Whitehorse: New home builders are being increasingly stymied by mortgage appraisal rules, says Klondike MLA Sandy Silver, who believes the Yukon Housing Corporation could expand its mandate to help these homeowners.
Residents wishing to build their own homes using bank construction mortgages must have their proposed home appraised prior to the loan approval. There is a growing discrepancy between these two amounts, however, and Yukoners are experiencing appraisals that cut their mortgage approvals down by nearly 40%.
That means, for a resident who has been approved for a $400,000 mortgage, their appraisal limits this amount to $250,000. Silver suggests that the Yukon Housing Corporation investigate ways to bridge the gap between the appraised value, that banks can lend to, and the higher actual cost of building. For example, the Yukon Housing Corporation could either guarantee the remaining $150,000 loaned by the bank, or loan the $150,000 directly.
“In small communities, there aren’t a large number of homes at the higher-end of the market, so it’s difficult to get appraisals that reflect the realities of building today,” said Silver. “As well, since there aren’t many homes being bought and sold, there aren’t enough sale prices to set appraisals correctly. Altogether, this means that Yukoners can’t get mortgages that reflect either the high cost of building or family desires for a higher-end home.”

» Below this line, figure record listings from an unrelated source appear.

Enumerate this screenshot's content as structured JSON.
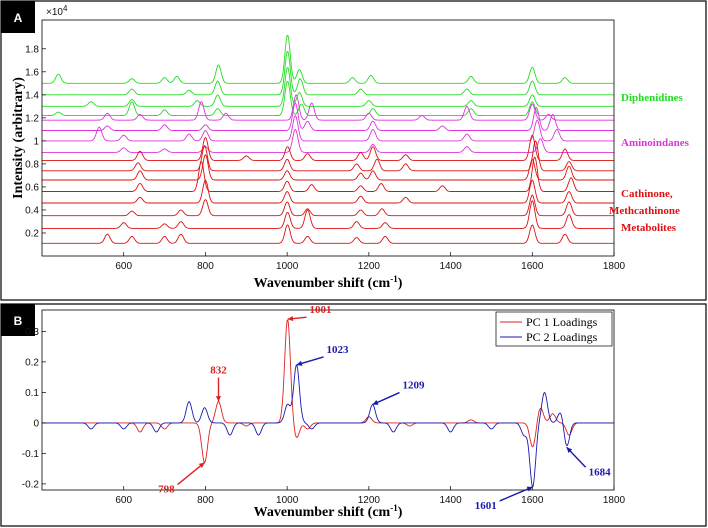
{
  "chart_data": [
    {
      "panel": "A",
      "type": "line",
      "xlabel": "Wavenumber shift (cm",
      "xlabel_sup": "-1",
      "xlabel_close": ")",
      "ylabel": "Intensity (arbitrary)",
      "y_multiplier": "×10",
      "y_multiplier_exp": "4",
      "xlim": [
        400,
        1800
      ],
      "ylim": [
        0,
        2.05
      ],
      "xticks": [
        600,
        800,
        1000,
        1200,
        1400,
        1600,
        1800
      ],
      "yticks": [
        0.2,
        0.4,
        0.6,
        0.8,
        1,
        1.2,
        1.4,
        1.6,
        1.8
      ],
      "grid": false,
      "groups": [
        {
          "name": "Diphenidines",
          "color": "#22dd22",
          "count": 4,
          "baselines": [
            1.5,
            1.4,
            1.3,
            1.22
          ]
        },
        {
          "name": "Aminoindanes",
          "color": "#dd33dd",
          "count": 4,
          "baselines": [
            1.18,
            1.09,
            1.0,
            0.9
          ]
        },
        {
          "name": "Cathinone,",
          "name_line2": "Methcathinone",
          "name_line3": "Metabolites",
          "color": "#dd1111",
          "count": 8,
          "baselines": [
            0.83,
            0.74,
            0.66,
            0.56,
            0.46,
            0.35,
            0.24,
            0.11
          ]
        }
      ],
      "series": [
        {
          "group": 0,
          "peaks": [
            [
              440,
              0.08
            ],
            [
              620,
              0.04
            ],
            [
              700,
              0.05
            ],
            [
              730,
              0.06
            ],
            [
              832,
              0.16
            ],
            [
              1001,
              0.42
            ],
            [
              1030,
              0.12
            ],
            [
              1160,
              0.05
            ],
            [
              1205,
              0.07
            ],
            [
              1450,
              0.06
            ],
            [
              1600,
              0.14
            ],
            [
              1680,
              0.05
            ]
          ]
        },
        {
          "group": 0,
          "peaks": [
            [
              620,
              0.05
            ],
            [
              760,
              0.04
            ],
            [
              830,
              0.12
            ],
            [
              1001,
              0.38
            ],
            [
              1032,
              0.14
            ],
            [
              1180,
              0.05
            ],
            [
              1440,
              0.05
            ],
            [
              1600,
              0.12
            ]
          ]
        },
        {
          "group": 0,
          "peaks": [
            [
              520,
              0.04
            ],
            [
              620,
              0.06
            ],
            [
              780,
              0.05
            ],
            [
              830,
              0.1
            ],
            [
              1001,
              0.34
            ],
            [
              1030,
              0.12
            ],
            [
              1200,
              0.05
            ],
            [
              1450,
              0.05
            ],
            [
              1600,
              0.1
            ]
          ]
        },
        {
          "group": 0,
          "peaks": [
            [
              440,
              0.03
            ],
            [
              620,
              0.12
            ],
            [
              700,
              0.05
            ],
            [
              830,
              0.06
            ],
            [
              1001,
              0.3
            ],
            [
              1035,
              0.1
            ],
            [
              1210,
              0.06
            ],
            [
              1450,
              0.06
            ],
            [
              1600,
              0.12
            ]
          ]
        },
        {
          "group": 1,
          "peaks": [
            [
              560,
              0.06
            ],
            [
              640,
              0.05
            ],
            [
              790,
              0.16
            ],
            [
              850,
              0.06
            ],
            [
              1022,
              0.22
            ],
            [
              1060,
              0.15
            ],
            [
              1200,
              0.06
            ],
            [
              1330,
              0.04
            ],
            [
              1440,
              0.12
            ],
            [
              1600,
              0.14
            ],
            [
              1640,
              0.05
            ]
          ]
        },
        {
          "group": 1,
          "peaks": [
            [
              560,
              0.04
            ],
            [
              700,
              0.05
            ],
            [
              800,
              0.05
            ],
            [
              1020,
              0.24
            ],
            [
              1050,
              0.08
            ],
            [
              1210,
              0.08
            ],
            [
              1380,
              0.04
            ],
            [
              1610,
              0.2
            ],
            [
              1650,
              0.14
            ]
          ]
        },
        {
          "group": 1,
          "peaks": [
            [
              540,
              0.12
            ],
            [
              600,
              0.05
            ],
            [
              760,
              0.06
            ],
            [
              800,
              0.09
            ],
            [
              1020,
              0.22
            ],
            [
              1210,
              0.1
            ],
            [
              1440,
              0.06
            ],
            [
              1612,
              0.18
            ],
            [
              1660,
              0.1
            ]
          ]
        },
        {
          "group": 1,
          "peaks": [
            [
              600,
              0.04
            ],
            [
              700,
              0.03
            ],
            [
              800,
              0.05
            ],
            [
              1020,
              0.2
            ],
            [
              1210,
              0.07
            ],
            [
              1440,
              0.05
            ],
            [
              1620,
              0.12
            ]
          ]
        },
        {
          "group": 2,
          "peaks": [
            [
              640,
              0.08
            ],
            [
              800,
              0.2
            ],
            [
              900,
              0.04
            ],
            [
              1001,
              0.12
            ],
            [
              1050,
              0.06
            ],
            [
              1180,
              0.07
            ],
            [
              1210,
              0.12
            ],
            [
              1290,
              0.05
            ],
            [
              1600,
              0.22
            ],
            [
              1680,
              0.1
            ]
          ]
        },
        {
          "group": 2,
          "peaks": [
            [
              635,
              0.07
            ],
            [
              798,
              0.22
            ],
            [
              1000,
              0.1
            ],
            [
              1170,
              0.06
            ],
            [
              1220,
              0.1
            ],
            [
              1290,
              0.06
            ],
            [
              1608,
              0.26
            ],
            [
              1690,
              0.08
            ]
          ]
        },
        {
          "group": 2,
          "peaks": [
            [
              640,
              0.08
            ],
            [
              800,
              0.22
            ],
            [
              1000,
              0.08
            ],
            [
              1180,
              0.06
            ],
            [
              1210,
              0.08
            ],
            [
              1600,
              0.18
            ],
            [
              1690,
              0.12
            ]
          ]
        },
        {
          "group": 2,
          "peaks": [
            [
              640,
              0.07
            ],
            [
              790,
              0.26
            ],
            [
              1000,
              0.09
            ],
            [
              1060,
              0.06
            ],
            [
              1180,
              0.05
            ],
            [
              1230,
              0.07
            ],
            [
              1380,
              0.05
            ],
            [
              1606,
              0.3
            ],
            [
              1695,
              0.12
            ]
          ]
        },
        {
          "group": 2,
          "peaks": [
            [
              640,
              0.05
            ],
            [
              800,
              0.2
            ],
            [
              1000,
              0.1
            ],
            [
              1180,
              0.06
            ],
            [
              1290,
              0.05
            ],
            [
              1600,
              0.2
            ],
            [
              1690,
              0.1
            ]
          ]
        },
        {
          "group": 2,
          "peaks": [
            [
              620,
              0.04
            ],
            [
              740,
              0.05
            ],
            [
              800,
              0.14
            ],
            [
              1000,
              0.12
            ],
            [
              1050,
              0.06
            ],
            [
              1180,
              0.05
            ],
            [
              1232,
              0.06
            ],
            [
              1600,
              0.18
            ],
            [
              1690,
              0.12
            ]
          ]
        },
        {
          "group": 2,
          "peaks": [
            [
              600,
              0.05
            ],
            [
              700,
              0.04
            ],
            [
              740,
              0.06
            ],
            [
              1001,
              0.14
            ],
            [
              1050,
              0.16
            ],
            [
              1170,
              0.06
            ],
            [
              1240,
              0.05
            ],
            [
              1600,
              0.24
            ],
            [
              1690,
              0.12
            ]
          ]
        },
        {
          "group": 2,
          "peaks": [
            [
              560,
              0.08
            ],
            [
              620,
              0.06
            ],
            [
              700,
              0.06
            ],
            [
              740,
              0.08
            ],
            [
              1001,
              0.16
            ],
            [
              1050,
              0.06
            ],
            [
              1170,
              0.05
            ],
            [
              1240,
              0.06
            ],
            [
              1600,
              0.16
            ],
            [
              1680,
              0.08
            ]
          ]
        }
      ]
    },
    {
      "panel": "B",
      "type": "line",
      "xlabel": "Wavenumber shift (cm",
      "xlabel_sup": "-1",
      "xlabel_close": ")",
      "xlim": [
        400,
        1800
      ],
      "ylim": [
        -0.22,
        0.37
      ],
      "xticks": [
        600,
        800,
        1000,
        1200,
        1400,
        1600,
        1800
      ],
      "yticks": [
        -0.2,
        -0.1,
        0,
        0.1,
        0.2,
        0.3
      ],
      "ytick_labels": [
        "-0.2",
        "-0.1",
        "0",
        "0.1",
        "0.2",
        "0.3"
      ],
      "legend_placement": "top-right",
      "series": [
        {
          "name": "PC 1 Loadings",
          "color": "#dd2222",
          "peaks": [
            [
              640,
              -0.03
            ],
            [
              700,
              -0.02
            ],
            [
              798,
              -0.13
            ],
            [
              832,
              0.07
            ],
            [
              900,
              -0.01
            ],
            [
              1001,
              0.34
            ],
            [
              1023,
              -0.05
            ],
            [
              1050,
              -0.02
            ],
            [
              1200,
              0.02
            ],
            [
              1300,
              -0.01
            ],
            [
              1450,
              0.01
            ],
            [
              1601,
              -0.08
            ],
            [
              1620,
              0.05
            ],
            [
              1650,
              0.03
            ],
            [
              1690,
              -0.04
            ]
          ]
        },
        {
          "name": "PC 2 Loadings",
          "color": "#1a1ab0",
          "peaks": [
            [
              520,
              -0.02
            ],
            [
              600,
              -0.02
            ],
            [
              680,
              -0.03
            ],
            [
              760,
              0.07
            ],
            [
              798,
              0.05
            ],
            [
              860,
              -0.04
            ],
            [
              930,
              -0.04
            ],
            [
              1001,
              0.06
            ],
            [
              1023,
              0.19
            ],
            [
              1060,
              -0.02
            ],
            [
              1209,
              0.06
            ],
            [
              1260,
              -0.03
            ],
            [
              1400,
              -0.03
            ],
            [
              1500,
              -0.02
            ],
            [
              1580,
              -0.04
            ],
            [
              1601,
              -0.21
            ],
            [
              1630,
              0.1
            ],
            [
              1670,
              0.04
            ],
            [
              1684,
              -0.08
            ]
          ]
        }
      ],
      "annotations": [
        {
          "text": "1001",
          "color": "#dd2222",
          "x": 1001,
          "y": 0.34
        },
        {
          "text": "832",
          "color": "#dd2222",
          "x": 832,
          "y": 0.07
        },
        {
          "text": "798",
          "color": "#dd2222",
          "x": 798,
          "y": -0.13
        },
        {
          "text": "1023",
          "color": "#1a1ab0",
          "x": 1023,
          "y": 0.19
        },
        {
          "text": "1209",
          "color": "#1a1ab0",
          "x": 1209,
          "y": 0.06
        },
        {
          "text": "1601",
          "color": "#1a1ab0",
          "x": 1601,
          "y": -0.21
        },
        {
          "text": "1684",
          "color": "#1a1ab0",
          "x": 1684,
          "y": -0.08
        }
      ]
    }
  ]
}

Home prices have risen considerably in recent years, including demand for high-end homes. Specific appraisals are based on the values of older, similar homes already constructed in the community.

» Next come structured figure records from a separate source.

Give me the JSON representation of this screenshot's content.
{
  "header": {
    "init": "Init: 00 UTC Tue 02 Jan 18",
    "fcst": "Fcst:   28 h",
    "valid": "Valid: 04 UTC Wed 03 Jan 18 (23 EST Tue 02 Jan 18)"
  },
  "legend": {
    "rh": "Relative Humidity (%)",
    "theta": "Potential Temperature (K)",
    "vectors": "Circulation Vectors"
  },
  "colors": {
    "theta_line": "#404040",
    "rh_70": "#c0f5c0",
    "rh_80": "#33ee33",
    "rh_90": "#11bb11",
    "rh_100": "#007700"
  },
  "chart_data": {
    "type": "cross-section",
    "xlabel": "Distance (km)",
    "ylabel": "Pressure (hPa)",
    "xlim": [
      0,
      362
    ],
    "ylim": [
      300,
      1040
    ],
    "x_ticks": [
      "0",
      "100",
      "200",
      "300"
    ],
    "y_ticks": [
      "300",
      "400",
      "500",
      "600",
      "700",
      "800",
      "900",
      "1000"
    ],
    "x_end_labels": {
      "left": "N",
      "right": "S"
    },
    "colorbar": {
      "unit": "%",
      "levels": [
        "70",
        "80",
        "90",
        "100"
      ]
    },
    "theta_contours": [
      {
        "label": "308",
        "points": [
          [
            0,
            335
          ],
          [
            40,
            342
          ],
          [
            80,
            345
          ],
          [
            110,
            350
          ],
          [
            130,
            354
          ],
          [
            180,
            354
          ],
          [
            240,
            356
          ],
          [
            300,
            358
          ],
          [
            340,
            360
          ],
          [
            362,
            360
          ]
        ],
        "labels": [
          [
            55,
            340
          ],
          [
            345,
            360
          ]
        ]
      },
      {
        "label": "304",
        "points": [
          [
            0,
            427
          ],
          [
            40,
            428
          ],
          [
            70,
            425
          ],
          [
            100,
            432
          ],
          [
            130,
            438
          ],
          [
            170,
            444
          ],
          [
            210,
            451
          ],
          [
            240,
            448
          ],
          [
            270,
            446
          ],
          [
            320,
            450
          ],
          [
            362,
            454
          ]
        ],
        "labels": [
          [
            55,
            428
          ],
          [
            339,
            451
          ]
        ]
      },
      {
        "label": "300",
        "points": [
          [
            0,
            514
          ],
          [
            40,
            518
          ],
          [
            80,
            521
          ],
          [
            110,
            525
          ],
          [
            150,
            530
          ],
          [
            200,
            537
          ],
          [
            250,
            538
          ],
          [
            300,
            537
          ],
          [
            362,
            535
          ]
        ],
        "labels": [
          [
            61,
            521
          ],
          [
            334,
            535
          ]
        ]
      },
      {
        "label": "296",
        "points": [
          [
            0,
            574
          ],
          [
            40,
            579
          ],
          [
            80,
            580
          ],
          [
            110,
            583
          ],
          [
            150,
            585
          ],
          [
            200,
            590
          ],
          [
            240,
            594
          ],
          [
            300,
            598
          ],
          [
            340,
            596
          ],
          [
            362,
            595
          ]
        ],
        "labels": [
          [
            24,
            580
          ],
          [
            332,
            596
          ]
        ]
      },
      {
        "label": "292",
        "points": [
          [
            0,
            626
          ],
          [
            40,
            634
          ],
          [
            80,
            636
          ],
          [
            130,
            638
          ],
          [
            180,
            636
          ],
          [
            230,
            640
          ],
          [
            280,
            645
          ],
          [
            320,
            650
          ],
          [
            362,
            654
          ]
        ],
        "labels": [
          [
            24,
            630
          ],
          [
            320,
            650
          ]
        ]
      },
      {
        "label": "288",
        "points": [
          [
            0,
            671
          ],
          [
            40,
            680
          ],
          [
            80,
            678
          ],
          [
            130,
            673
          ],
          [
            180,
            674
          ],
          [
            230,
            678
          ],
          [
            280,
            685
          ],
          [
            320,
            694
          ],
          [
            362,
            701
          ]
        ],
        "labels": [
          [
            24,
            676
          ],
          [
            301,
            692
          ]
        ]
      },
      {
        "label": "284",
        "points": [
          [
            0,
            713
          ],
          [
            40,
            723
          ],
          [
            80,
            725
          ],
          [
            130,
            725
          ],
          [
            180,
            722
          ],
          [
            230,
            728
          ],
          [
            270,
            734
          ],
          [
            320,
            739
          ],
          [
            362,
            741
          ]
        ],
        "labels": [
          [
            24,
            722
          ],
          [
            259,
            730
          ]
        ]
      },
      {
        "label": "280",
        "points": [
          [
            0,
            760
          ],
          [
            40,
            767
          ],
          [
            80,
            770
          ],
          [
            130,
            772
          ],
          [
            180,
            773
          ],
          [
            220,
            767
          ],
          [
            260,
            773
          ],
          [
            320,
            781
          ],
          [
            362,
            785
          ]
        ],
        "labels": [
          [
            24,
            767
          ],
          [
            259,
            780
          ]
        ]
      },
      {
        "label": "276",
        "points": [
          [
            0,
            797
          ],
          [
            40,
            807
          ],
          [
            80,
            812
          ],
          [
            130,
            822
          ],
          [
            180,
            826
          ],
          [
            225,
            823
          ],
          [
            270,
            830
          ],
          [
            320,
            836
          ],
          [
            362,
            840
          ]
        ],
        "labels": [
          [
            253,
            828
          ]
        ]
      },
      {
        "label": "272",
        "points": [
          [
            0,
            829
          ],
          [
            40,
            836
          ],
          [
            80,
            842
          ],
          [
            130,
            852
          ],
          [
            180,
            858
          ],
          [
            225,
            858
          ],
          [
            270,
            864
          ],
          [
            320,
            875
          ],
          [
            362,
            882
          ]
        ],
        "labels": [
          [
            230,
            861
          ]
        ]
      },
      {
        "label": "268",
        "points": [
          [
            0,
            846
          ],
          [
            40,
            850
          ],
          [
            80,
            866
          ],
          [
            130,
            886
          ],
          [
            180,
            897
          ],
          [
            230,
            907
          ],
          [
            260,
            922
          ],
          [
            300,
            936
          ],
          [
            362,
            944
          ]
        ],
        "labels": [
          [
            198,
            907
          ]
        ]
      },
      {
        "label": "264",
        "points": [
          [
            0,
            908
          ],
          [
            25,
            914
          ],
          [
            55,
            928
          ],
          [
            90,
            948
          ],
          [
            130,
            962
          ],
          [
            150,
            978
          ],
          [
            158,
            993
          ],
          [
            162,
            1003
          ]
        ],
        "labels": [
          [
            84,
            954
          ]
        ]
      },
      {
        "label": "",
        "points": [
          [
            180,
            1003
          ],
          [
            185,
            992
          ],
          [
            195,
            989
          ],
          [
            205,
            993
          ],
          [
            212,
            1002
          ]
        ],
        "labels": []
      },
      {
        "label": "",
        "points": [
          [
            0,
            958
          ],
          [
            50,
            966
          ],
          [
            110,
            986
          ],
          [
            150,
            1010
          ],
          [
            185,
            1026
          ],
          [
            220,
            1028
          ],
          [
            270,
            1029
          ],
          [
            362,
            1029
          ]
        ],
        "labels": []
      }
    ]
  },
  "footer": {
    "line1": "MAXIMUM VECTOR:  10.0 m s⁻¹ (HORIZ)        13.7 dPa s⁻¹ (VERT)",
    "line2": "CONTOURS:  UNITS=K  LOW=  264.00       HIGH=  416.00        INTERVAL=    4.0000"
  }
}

“Much of the run-up in the cost of building new homes can be traced to the high cost of lots today,’ added Silver. “Those lot prices are set by the government, so it’s reasonable that the government help Yukoners who can’t get a mortgage because of these costs.”

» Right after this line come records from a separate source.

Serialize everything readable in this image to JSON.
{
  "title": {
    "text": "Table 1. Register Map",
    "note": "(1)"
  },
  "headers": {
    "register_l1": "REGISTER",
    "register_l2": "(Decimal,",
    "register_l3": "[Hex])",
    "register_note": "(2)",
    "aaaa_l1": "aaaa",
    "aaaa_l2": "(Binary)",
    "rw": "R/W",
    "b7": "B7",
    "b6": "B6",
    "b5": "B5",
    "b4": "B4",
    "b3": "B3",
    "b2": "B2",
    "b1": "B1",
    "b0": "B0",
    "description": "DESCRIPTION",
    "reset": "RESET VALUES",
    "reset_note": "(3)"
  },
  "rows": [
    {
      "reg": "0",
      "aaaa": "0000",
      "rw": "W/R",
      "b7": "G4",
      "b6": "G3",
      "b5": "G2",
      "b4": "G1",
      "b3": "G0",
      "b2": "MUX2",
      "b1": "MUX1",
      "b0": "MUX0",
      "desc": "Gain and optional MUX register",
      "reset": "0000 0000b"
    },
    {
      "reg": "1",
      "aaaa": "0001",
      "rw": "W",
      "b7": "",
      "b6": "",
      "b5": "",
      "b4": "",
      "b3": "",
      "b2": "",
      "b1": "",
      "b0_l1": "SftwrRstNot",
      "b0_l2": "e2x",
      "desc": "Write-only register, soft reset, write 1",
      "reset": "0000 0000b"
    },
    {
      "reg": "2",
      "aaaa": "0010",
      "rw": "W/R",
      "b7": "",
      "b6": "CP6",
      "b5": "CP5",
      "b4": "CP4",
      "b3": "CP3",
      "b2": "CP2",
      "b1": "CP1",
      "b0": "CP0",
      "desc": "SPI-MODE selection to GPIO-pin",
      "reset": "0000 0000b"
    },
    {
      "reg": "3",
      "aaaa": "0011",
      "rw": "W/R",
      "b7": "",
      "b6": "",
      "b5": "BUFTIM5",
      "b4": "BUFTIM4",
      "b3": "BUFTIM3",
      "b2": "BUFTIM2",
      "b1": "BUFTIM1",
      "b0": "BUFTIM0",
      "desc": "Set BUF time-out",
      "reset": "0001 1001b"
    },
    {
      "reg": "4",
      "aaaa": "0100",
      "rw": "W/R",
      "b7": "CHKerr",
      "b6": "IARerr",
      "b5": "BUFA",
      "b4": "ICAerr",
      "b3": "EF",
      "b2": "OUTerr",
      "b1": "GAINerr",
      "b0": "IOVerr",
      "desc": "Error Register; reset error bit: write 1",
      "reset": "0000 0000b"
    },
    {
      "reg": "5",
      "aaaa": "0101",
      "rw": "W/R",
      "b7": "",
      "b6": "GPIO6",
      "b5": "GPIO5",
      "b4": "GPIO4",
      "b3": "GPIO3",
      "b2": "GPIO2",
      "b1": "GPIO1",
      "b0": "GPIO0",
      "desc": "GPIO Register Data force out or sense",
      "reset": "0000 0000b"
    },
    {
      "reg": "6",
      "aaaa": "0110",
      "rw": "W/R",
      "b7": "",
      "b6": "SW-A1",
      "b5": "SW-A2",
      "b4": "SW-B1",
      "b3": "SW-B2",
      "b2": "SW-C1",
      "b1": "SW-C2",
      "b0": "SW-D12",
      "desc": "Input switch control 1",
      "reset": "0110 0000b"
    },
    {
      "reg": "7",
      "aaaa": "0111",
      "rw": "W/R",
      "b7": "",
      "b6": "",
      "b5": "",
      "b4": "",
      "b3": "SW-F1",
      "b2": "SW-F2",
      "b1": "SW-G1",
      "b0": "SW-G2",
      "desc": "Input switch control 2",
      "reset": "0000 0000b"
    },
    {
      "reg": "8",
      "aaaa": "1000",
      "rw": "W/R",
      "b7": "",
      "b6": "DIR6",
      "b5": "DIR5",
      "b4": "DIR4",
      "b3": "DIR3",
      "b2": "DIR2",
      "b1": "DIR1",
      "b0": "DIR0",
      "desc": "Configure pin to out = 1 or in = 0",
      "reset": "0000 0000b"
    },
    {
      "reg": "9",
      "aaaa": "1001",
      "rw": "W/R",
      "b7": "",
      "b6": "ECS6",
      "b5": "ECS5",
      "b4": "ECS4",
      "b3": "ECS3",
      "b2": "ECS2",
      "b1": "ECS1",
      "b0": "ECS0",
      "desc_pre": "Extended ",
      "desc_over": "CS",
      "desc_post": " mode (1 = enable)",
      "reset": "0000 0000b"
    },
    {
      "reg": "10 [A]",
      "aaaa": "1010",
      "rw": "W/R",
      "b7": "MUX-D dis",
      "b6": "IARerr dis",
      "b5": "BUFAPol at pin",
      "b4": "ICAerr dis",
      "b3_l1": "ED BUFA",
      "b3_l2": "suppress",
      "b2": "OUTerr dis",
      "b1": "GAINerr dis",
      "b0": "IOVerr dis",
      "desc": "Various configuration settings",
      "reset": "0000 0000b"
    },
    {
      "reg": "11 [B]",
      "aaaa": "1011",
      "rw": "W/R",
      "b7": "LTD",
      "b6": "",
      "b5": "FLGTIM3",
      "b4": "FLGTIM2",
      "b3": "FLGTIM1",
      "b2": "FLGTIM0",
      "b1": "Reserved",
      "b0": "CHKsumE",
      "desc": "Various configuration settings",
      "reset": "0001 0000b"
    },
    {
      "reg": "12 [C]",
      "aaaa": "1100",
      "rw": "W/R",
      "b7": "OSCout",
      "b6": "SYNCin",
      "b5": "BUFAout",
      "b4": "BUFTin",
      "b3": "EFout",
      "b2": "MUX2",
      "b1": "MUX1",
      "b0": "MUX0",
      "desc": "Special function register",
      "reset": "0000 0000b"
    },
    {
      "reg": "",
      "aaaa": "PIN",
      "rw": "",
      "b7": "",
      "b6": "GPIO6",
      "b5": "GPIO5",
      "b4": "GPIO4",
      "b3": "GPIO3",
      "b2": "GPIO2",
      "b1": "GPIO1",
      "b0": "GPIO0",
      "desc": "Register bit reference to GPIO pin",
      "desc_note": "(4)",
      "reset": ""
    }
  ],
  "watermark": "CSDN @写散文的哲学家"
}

Silver has asked the Minister of the Yukon Housing Corporation to respond to this developing obstacle in the housing market, particularly with respect to rural communities. He emphasizes that the Housing Corporation would not assist residents borrow more money than the bank has qualified them for, but only make up the difference between the low appraisal and the higher amount the bank wants to lend based on income and creditworthiness.
“If we want newcomers lured by the mining boom to stay and spend their salaries here, they have to be enabled to build family homes comparable to those they are leaving behind in southern Canada,” said Silver. “Guaranteeing the difference between building costs, and appraisals based on a small number of existing older homes, would encourage high-income earners to stay and contribute to our communities.”